My pick of the month: Pilates
Pilates has changed my life both physically and mentally this month, and I am so thankful for the mindset it has given me this month. My favorite instructor always dedicates her last few minutes of class to practice gratitude. Here’s a little note I wrote right after one of her classes I thought I’d share with you all:
3.26 This morning I am grateful for:
- Life and what it has to offer, not all the big things but the simple day to day things like seeing the sun come up, hearing the birds chirping, the dad and son happy at the bakery - after i finished my class
- my body (I don’t love it’s size tbH lol don’t @ me) But I am thankful my body is functioning and allows me to do things and has the stamina for hot Pilates, how sad would it be to want to move but literally can’t
- my job that allows me to have a flexible lifestyle n hours n pays for things like pilates n brekkie sando
- My instructor always bringing in sunshine and making time for gratitude at the end of class
- My car that allows me to go to class at 6am bc no way am I walking 25 min at 5:30am in the crackhead hours n dark. I am also thankful for the random stranger in class who told me where to park and where to not park.

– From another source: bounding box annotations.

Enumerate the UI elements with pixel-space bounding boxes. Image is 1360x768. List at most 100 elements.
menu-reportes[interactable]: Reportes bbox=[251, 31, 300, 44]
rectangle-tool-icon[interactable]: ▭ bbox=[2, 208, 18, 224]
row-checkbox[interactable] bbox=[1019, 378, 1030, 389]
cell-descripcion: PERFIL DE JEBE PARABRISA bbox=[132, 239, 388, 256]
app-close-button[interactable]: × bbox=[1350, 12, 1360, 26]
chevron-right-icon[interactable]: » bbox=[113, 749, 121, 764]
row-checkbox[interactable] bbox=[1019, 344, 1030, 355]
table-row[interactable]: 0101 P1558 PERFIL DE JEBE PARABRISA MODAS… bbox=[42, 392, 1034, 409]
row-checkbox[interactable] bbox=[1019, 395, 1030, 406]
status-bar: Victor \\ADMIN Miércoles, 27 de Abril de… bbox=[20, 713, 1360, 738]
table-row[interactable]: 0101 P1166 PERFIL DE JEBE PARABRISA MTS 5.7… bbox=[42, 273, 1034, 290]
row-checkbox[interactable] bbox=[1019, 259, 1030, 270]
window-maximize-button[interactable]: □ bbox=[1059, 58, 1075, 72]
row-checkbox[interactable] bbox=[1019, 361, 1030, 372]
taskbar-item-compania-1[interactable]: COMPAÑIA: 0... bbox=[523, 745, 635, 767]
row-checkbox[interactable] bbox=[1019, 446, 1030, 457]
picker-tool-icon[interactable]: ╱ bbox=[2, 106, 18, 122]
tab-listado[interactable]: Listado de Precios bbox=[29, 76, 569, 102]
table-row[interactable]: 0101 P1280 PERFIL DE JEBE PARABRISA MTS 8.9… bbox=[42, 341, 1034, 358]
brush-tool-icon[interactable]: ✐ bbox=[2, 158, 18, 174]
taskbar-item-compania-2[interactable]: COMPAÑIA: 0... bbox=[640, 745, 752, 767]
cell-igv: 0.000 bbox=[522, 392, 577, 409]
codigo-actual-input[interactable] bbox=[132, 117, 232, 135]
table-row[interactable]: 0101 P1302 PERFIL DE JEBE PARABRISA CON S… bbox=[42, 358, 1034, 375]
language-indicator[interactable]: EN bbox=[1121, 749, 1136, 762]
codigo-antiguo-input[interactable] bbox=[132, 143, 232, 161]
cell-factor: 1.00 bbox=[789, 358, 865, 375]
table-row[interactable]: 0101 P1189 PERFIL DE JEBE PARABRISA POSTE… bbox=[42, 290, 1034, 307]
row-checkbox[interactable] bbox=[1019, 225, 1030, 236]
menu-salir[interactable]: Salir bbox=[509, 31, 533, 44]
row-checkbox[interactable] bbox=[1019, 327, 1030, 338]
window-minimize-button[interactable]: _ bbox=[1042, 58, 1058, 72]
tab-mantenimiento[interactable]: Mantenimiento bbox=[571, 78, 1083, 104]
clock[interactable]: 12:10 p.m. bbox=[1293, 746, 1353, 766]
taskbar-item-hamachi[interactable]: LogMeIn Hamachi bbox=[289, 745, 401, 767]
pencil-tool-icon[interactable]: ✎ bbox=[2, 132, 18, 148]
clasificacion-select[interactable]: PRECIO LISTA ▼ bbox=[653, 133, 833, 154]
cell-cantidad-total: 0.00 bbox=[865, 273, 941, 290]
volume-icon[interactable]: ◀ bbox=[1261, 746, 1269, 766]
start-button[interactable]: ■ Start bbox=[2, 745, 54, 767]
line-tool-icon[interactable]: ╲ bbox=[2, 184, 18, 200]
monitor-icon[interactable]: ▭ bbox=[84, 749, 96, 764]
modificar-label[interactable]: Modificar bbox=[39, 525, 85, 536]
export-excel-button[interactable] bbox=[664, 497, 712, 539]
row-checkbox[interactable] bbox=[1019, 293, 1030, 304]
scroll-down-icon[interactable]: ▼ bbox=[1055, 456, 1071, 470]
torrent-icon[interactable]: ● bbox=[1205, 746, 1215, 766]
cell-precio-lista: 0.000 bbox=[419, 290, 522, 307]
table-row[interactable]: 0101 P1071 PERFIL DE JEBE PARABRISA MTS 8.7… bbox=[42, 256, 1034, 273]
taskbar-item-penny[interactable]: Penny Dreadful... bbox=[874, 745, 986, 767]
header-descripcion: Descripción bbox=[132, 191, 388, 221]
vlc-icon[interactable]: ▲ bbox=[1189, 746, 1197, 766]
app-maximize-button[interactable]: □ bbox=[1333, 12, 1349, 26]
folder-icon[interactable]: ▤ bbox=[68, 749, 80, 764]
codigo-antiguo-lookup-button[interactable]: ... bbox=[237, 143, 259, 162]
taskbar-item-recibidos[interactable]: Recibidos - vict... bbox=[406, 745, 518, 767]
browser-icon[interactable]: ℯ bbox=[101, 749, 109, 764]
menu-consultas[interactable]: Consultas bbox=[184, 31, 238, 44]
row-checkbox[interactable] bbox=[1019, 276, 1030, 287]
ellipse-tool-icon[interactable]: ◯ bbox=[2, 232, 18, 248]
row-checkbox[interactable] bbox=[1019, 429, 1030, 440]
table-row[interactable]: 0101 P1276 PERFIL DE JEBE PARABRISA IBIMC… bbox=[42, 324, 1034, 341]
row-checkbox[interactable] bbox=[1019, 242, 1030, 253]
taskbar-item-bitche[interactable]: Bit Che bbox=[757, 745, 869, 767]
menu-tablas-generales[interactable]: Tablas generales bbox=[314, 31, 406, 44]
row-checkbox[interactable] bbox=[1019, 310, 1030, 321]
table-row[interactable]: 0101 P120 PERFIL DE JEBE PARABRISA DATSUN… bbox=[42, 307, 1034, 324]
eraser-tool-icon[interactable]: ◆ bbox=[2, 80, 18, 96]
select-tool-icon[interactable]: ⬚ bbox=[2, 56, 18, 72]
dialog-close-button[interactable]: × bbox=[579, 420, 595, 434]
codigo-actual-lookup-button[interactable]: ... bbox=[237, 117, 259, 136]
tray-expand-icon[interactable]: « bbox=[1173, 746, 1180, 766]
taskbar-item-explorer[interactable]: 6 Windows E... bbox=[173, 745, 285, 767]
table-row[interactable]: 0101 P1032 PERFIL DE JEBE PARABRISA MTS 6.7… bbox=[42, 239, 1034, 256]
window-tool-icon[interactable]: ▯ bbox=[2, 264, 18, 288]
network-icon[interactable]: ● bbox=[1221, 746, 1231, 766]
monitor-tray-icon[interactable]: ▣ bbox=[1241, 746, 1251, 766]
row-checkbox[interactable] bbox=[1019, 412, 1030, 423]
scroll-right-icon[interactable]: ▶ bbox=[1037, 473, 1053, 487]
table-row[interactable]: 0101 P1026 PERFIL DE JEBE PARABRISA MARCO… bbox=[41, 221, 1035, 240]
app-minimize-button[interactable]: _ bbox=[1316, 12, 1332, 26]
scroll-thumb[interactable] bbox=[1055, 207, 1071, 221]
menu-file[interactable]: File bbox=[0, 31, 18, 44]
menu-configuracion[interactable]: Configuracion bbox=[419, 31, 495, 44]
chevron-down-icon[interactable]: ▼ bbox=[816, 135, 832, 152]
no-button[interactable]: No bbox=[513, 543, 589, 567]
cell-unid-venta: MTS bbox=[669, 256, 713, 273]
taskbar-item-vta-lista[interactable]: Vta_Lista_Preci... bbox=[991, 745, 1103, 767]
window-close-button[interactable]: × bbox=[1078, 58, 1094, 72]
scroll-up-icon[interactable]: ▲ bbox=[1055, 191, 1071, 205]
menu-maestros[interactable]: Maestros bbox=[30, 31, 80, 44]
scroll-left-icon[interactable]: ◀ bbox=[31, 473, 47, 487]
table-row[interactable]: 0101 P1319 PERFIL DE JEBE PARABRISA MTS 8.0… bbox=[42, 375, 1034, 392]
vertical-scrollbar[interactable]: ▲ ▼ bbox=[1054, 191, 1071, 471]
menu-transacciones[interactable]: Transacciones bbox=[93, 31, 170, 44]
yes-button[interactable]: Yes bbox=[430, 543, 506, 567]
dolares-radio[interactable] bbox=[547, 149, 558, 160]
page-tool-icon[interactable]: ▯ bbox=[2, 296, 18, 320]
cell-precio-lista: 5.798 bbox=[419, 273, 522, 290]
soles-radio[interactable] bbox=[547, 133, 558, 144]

- friends, family, community: I am who I am bc of the people in my life who makes life positive :D
I know I’ve been echoing pilates way too much this month lol but truly its been more than a workout for me. Going into my first class alone despite not having a good first impression from a prev pilates class taught me the power of continuing to be open minded to things because you really never know how it’ll turn out. (In my case, it was the extreme and completely converted me to hot pilates lol). Jokes aside, I remember everyone in disbelief that they’d never want to wake up at 5am and was like wtf to me lol but after one 6am class, came another, and before I knew it - I’d fallen in love with early early mornings but also the mindset that we truly can make a routine or habit out of anything despite how initially tiresome it may be. And lastly these workouts continue to remind me how thankful I am to be healthy to be able to do these workouts, let’s not take our bodies for granted, and to continue giving it love by building positive practices and days. I hope in return, I can also spread kindness and light to others along the way.
There’s so much in stored this month and I can’t wait for April to unravel, I hope you all will have a wonderful month too!